Hamilton Cycles in Semisymmetric Graphs

TL;DR

This paper investigates Hamilton cycles in semisymmetric graphs, showing that many such graphs of specific orders contain Hamilton cycles, and raises questions about their existence in broader classes.

Contribution

It proves that connected semisymmetric graphs of order 2pq with distinct primes, and certain cubic semisymmetric graphs under 3000 vertices, always contain Hamilton cycles.

Findings

Connected semisymmetric graphs of order 2pq have Hamilton cycles.

Cubic semisymmetric graphs under 3000 vertices have Hamilton cycles.

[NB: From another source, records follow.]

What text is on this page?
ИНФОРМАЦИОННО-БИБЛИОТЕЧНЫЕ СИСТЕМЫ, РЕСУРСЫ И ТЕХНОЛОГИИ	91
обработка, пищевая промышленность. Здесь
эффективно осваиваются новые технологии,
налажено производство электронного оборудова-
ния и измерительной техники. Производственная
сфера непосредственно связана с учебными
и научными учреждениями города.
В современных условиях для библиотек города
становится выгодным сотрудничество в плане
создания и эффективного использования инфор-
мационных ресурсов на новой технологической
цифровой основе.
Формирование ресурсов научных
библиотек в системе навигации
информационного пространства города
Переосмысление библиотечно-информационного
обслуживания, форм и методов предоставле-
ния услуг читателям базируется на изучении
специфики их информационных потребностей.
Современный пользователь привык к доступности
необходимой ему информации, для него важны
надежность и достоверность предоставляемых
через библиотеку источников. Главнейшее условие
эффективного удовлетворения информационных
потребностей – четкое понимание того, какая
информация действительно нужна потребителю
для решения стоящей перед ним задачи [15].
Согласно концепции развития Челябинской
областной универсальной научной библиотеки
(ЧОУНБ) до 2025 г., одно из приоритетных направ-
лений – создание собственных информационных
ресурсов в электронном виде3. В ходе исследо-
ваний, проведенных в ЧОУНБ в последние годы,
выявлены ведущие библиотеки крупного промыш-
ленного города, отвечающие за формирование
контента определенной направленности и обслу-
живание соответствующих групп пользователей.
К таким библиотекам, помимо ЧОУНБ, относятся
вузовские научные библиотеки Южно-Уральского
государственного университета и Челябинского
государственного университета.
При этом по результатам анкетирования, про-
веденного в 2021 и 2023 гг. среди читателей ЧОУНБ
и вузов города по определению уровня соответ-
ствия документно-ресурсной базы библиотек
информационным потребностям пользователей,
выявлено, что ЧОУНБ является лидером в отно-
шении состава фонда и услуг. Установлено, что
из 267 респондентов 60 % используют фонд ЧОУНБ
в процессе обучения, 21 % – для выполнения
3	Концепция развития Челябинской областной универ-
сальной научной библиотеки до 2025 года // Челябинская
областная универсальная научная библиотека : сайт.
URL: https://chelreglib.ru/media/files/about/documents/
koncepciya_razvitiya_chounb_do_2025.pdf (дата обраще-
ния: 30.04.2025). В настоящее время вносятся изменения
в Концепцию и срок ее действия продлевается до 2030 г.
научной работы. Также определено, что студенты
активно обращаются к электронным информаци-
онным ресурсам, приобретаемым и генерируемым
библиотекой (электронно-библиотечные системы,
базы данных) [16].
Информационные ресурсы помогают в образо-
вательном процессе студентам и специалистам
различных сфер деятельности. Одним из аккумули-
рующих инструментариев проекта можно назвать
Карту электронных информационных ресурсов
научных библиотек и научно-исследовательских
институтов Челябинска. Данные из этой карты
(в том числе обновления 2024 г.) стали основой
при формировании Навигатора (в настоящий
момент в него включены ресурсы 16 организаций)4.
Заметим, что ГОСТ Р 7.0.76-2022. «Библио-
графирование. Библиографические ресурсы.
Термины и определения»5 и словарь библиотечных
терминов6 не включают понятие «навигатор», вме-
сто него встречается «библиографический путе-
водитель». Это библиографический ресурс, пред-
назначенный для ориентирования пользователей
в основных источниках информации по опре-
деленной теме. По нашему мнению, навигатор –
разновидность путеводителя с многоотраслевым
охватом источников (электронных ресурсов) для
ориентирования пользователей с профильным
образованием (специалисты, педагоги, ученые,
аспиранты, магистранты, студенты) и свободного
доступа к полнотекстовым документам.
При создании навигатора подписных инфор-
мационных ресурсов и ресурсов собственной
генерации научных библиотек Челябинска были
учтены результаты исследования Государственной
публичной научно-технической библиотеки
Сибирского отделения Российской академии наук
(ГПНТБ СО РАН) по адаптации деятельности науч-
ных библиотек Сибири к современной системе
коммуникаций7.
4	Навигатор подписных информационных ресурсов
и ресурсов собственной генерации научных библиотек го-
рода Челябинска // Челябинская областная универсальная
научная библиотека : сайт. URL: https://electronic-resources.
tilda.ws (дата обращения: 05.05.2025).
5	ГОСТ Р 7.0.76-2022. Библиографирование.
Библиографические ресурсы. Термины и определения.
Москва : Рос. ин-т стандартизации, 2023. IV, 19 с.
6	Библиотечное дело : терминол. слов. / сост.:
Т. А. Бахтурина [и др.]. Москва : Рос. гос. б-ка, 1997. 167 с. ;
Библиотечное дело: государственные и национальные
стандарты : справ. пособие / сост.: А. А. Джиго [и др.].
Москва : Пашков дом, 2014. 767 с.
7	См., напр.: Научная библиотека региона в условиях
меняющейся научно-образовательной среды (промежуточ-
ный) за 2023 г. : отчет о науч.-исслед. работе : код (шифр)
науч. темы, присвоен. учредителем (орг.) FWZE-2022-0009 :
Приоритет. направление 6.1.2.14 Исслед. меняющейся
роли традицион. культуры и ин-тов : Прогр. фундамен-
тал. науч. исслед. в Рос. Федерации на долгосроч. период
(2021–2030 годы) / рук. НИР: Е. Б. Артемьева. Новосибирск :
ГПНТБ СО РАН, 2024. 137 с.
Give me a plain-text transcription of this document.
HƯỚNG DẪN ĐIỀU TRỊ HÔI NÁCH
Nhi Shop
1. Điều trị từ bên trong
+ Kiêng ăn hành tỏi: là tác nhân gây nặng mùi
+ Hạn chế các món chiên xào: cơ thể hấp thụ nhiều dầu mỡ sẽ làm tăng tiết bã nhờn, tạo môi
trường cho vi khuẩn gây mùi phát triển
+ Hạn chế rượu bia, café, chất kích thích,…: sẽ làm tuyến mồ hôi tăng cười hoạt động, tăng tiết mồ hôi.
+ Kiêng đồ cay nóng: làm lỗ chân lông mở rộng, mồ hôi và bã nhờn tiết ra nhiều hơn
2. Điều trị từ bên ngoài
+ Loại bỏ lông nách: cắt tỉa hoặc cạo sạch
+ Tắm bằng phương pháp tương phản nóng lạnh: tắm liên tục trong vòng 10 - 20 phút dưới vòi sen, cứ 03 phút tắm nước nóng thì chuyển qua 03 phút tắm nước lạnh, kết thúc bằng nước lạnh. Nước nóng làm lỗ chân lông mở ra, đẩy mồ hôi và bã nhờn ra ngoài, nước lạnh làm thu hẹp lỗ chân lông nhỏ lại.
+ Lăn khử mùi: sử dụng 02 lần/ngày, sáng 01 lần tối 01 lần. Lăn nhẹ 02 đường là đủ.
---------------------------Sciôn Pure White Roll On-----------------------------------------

Open problem: existence of semisymmetric graphs without Hamilton cycles.

Abstract

In light of Lov\'{a}sz's longstanding question on the existence of Hamilton paths in vertex-transitive graphs, this paper considers a natural variant: what if vertex-transitivity is relaxed, yet a high degree of symmetry--specifically edge-transitivity--is retained? To investigate this, we focus on the class of semisymmetric graphs, which are regular, edge-transitive, but not vertex-transitive. In this paper, it will be shown that every connected semisymmetric graph of order $2pq$, where $p$ and $q$ are two distinct primes contains a Hamilton cycle and that every connected cubic semisymmetric graph of order less than 3000 contains a Hamilton cycle too. Based on these observations, the following question is posed: construct a connected semisymmetric graph which has no Hamilton cycle.